At Managed Functions, supporting your operations is our number one objective. To do that, we have a responsibility to maintain high standards of security and operation resilience.
To communicate how we achieve these standards, this whitepaper describes our:
customer data management and
Note that the target reader of this whitepaper is an IT professional so we haven't made an effort to explain terminology commonly in use in the IT community.
1. Our infrastructure
Viewed from a technical perspective, Managed Functions creates pipeline infrastructure from code.
By pipeline infrastructure we mean a software system deployed to a cloud provider that performs an automated workflow task such as converting PDF Insurance Quotes to data and pushing this data into an underwriting system.
To accomplish the task of creating and deploying this pipeline, a Managed Functions pipeline developer writes the integration pipeline code and runs a build process (which we call Publish) that creates the production pipeline on our cloud infrastructure or our customer's cloud infrastructure. The diagram below shows this in action - with a diagrammatic view of the code on the left and the deployed infrastructure on the right.
The code is stored in Github and built and deployed using Github Actions when the code is committed to the Github repository.
The above process means that Managed Functions has three surfaces it must secure.
Our development environments are secured using robust password management practices (12 character passwords with a combination of letters, numbers and special characters; no re-use of passwords and enforced use of password managers). Each developer has a unique identity on our systems and we maintain access logs indefinitely on all infrastructure).
We follow Github's best practice guidelines for securing our Github repositories.
Our production serverless deployments are secured following the best practices set out by each cloud provider. For example we have adopted AWS's Well Architected Framework for our AWS deployments.
2. Our operating model
Operational roles and responsibilities are split into four types:
Each pipeline is assigned an executive responsible for ensuring proper development and deployment of pipelines. From a governance perspective, it is their responsibility to ensure that the managed function pipelines fit within our defined development and deployment practices whereby all code resides within Github and all functions are deployed to the production environment using Github Actions. This is important as it ensures that all code passes through Github's automated code review checks and all libraries used in production are continuously monitored for security issues.
The executive responsible for governance of a pipeline is also the single point of contact for that customer. This ensures that our customers deal with the person at whom the buck stops rather than getting passed around a support queue dealing with support staff who may not know the full picture.
Pipeline developers build and do the initial deployment of the pipelines. They build each pipeline component in a Jupyter Notebook (a literate computing environment) that makes it easy to test and easy to update when the incoming data or outgoing data changes.
3. Third-party experts
The vast number of systems we integrate with means we cannot be experts in each of them. To help our developers quickly scale the learning curve for a new system we use a build process that creates a stand-alone Github repository and isolated cloud storage. Our developers can provide a third-party expert with access to that repository so they can build the notebook that connects to the system they have expertise in. Once the third party expert has completed the work the code is automatically moved back to the pipeline repository and all infrastructure used by the third party expert is destroyed.
Once a pipeline is developed, our support team takes over responsibility for the Github repository. When a customer requires a change to the pipeline the support team pulls down the repository, makes and tests the change and then redeploys the pipeline. Each component can include a test and production deployment option so it easy for the support team to shift workloads from one to the other.

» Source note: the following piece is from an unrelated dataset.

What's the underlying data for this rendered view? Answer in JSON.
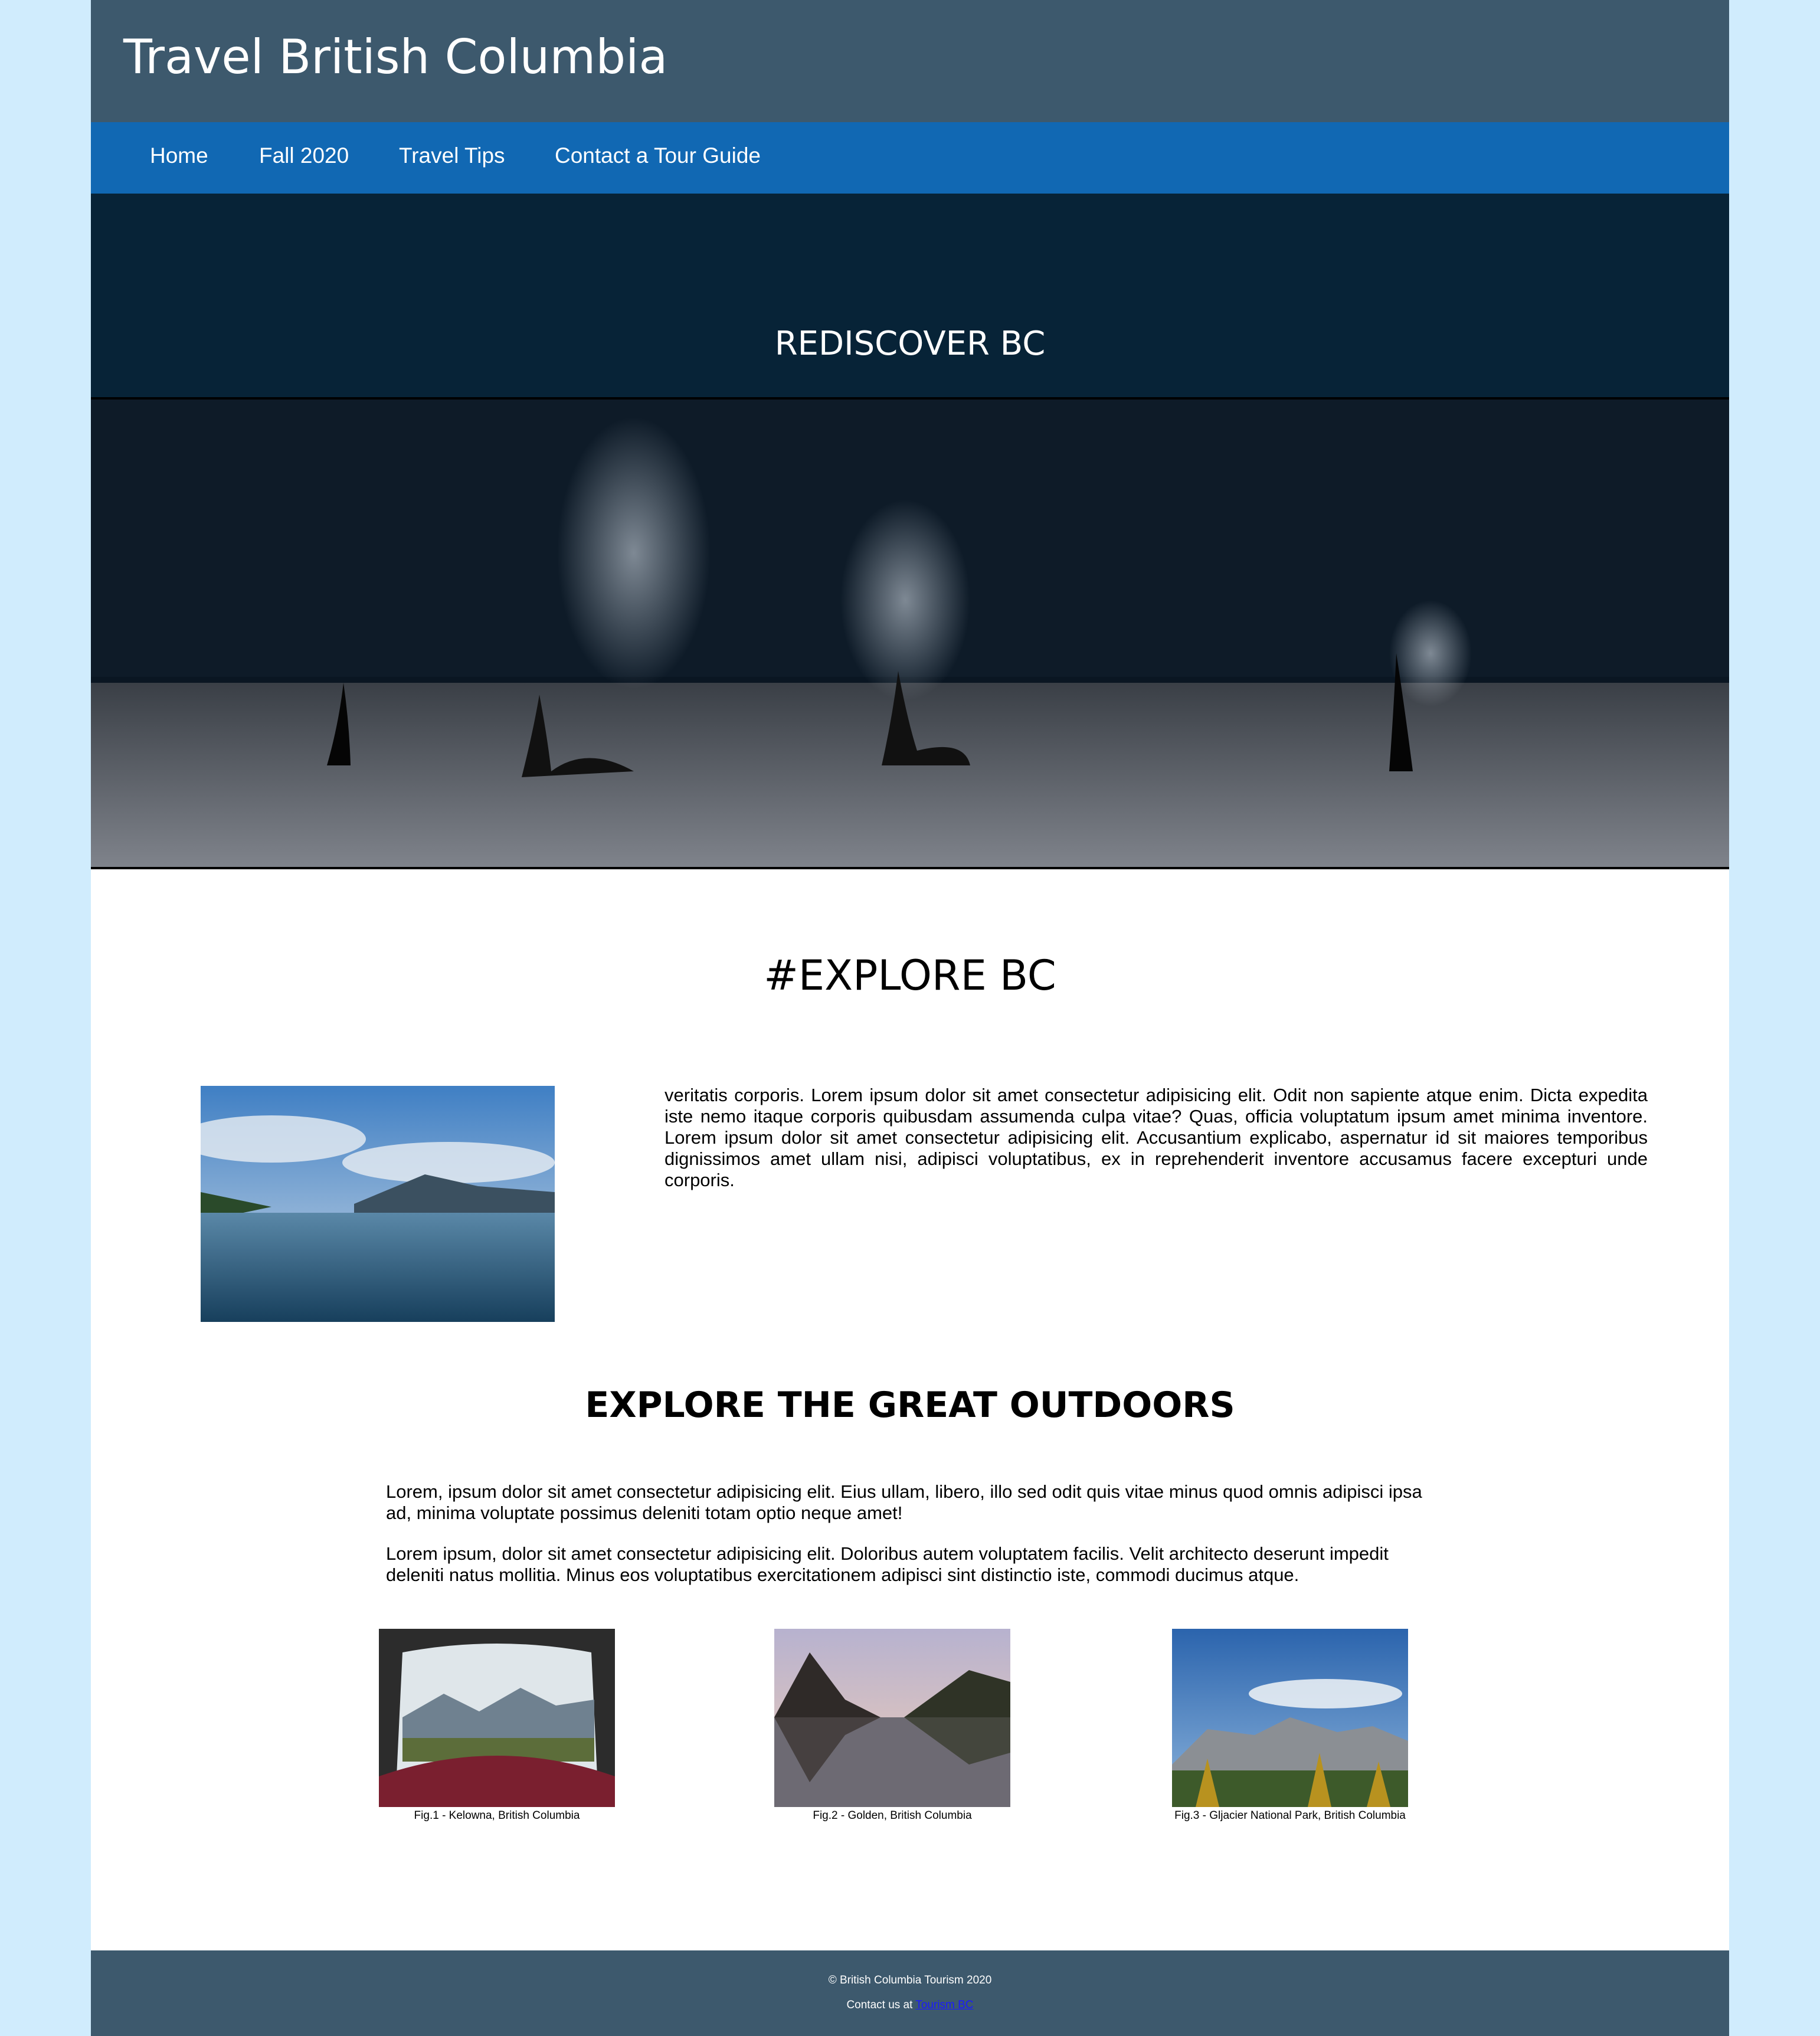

In the event of processing failures our support team is immediately notified. Our architecture ensures they are able to quickly and accurately resolve the issues. Almost all issues encountered by the pipelines are the result of unexpected data coming down the pipe. For example, a remittance processing pipeline with a machine learning model trained on certain remittance documents may fail if a sufficiently different type of remittance is sent down the pipe. To fix this issue our support person simply pulls down the notebooks from the repository, runs the notebook (because this is exactly the same as the production pipeline it immediately encounters the error), makes the changes required to cater for this type of data, and redeploys the pipeline.
3. Customer data management
Managed Functions primary role in supporting your operations is to move and transform your data. As a result, security of your data is critical to our business.

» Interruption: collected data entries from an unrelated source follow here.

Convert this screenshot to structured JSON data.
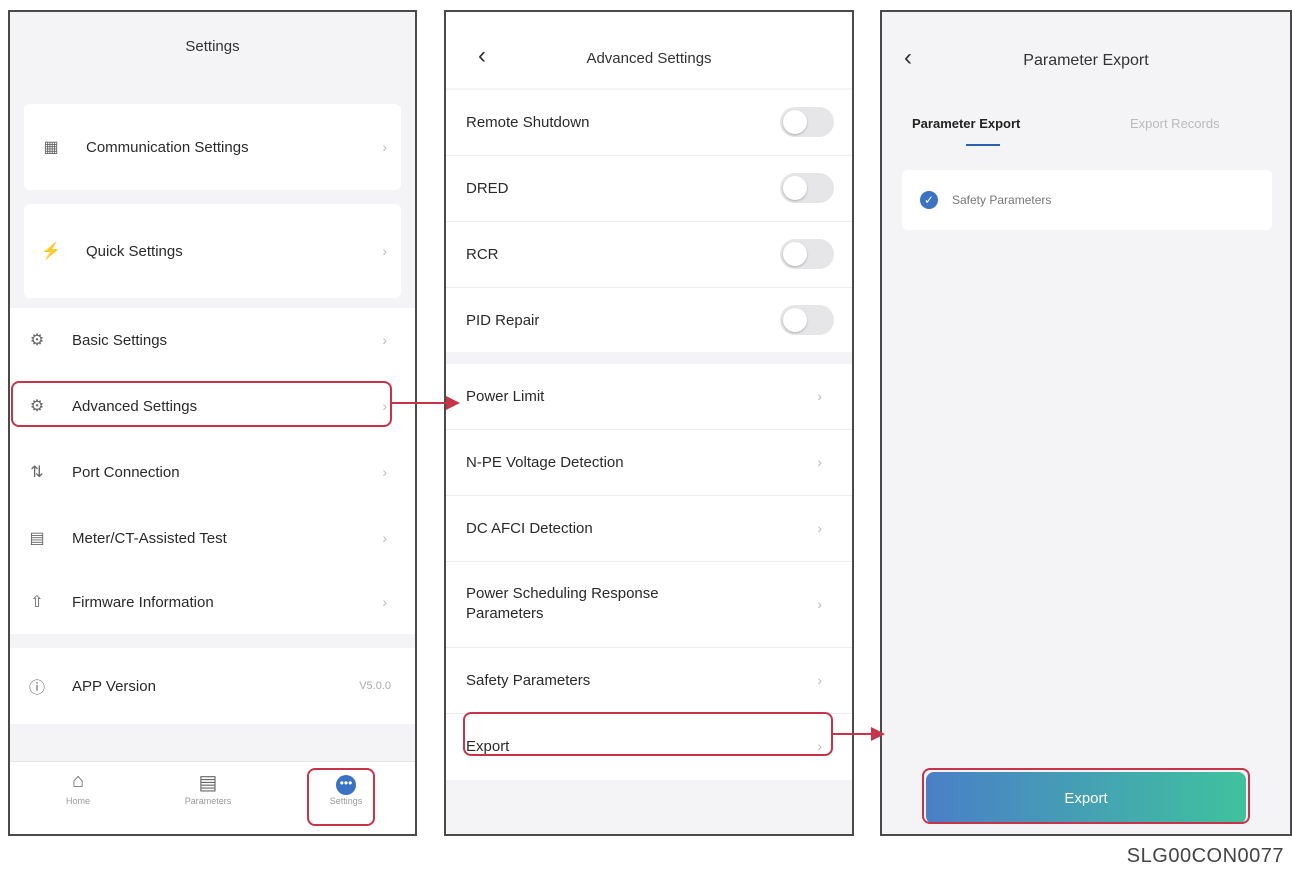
{
  "screen1": {
    "title": "Settings",
    "items": [
      {
        "label": "Communication Settings",
        "icon": "network-icon"
      },
      {
        "label": "Quick Settings",
        "icon": "lightning-icon"
      },
      {
        "label": "Basic Settings",
        "icon": "gear-icon"
      },
      {
        "label": "Advanced Settings",
        "icon": "advanced-settings-icon"
      },
      {
        "label": "Port Connection",
        "icon": "port-icon"
      },
      {
        "label": "Meter/CT-Assisted Test",
        "icon": "meter-icon"
      },
      {
        "label": "Firmware Information",
        "icon": "firmware-icon"
      },
      {
        "label": "APP Version",
        "icon": "info-icon",
        "value": "V5.0.0"
      }
    ],
    "tabs": [
      {
        "label": "Home",
        "icon": "home-icon"
      },
      {
        "label": "Parameters",
        "icon": "document-icon"
      },
      {
        "label": "Settings",
        "icon": "settings-dots-icon"
      }
    ]
  },
  "screen2": {
    "title": "Advanced Settings",
    "toggles": [
      {
        "label": "Remote Shutdown"
      },
      {
        "label": "DRED"
      },
      {
        "label": "RCR"
      },
      {
        "label": "PID Repair"
      }
    ],
    "items": [
      {
        "label": "Power Limit"
      },
      {
        "label": "N-PE Voltage Detection"
      },
      {
        "label": "DC AFCI Detection"
      },
      {
        "label": "Power Scheduling Response Parameters"
      },
      {
        "label": "Safety Parameters"
      },
      {
        "label": "Export"
      }
    ]
  },
  "screen3": {
    "title": "Parameter Export",
    "tabs": [
      "Parameter Export",
      "Export Records"
    ],
    "option": "Safety Parameters",
    "button": "Export"
  },
  "caption": "SLG00CON0077",
  "colors": {
    "highlight": "#c8334a",
    "button_from": "#4a7fc8",
    "button_to": "#3fc29e",
    "check": "#3a72c4"
  }
}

We have designed our infrastructure and operating model so that each customer has a dedicated storage area for their data. There are no shared databases with other clients. Your data sits on cloud infrastructure in a bucket that contains only your data. This architecture supports and enforces good, secure data management practices.
4. Security summary
At Managed Functions, security is not an afterthought. It is baked into our infrastructure and operating model. By following our operating model we can be confident that we are treating our customer's data with the care and respect it deserves.
Each pipeline has a person responsible for governance
Well structured process for building and deploying pipelines
Use of automated industry-best-practice tools such as Github's automated code assessment tools
Strong password management practices
Extensive logging of all production systems
Isolated environments where third-party code input required
Immediate notification of issues in production pipelines
Easy rectification of issues
Every customer has an isolated environment for their data which is not shared by any other customer.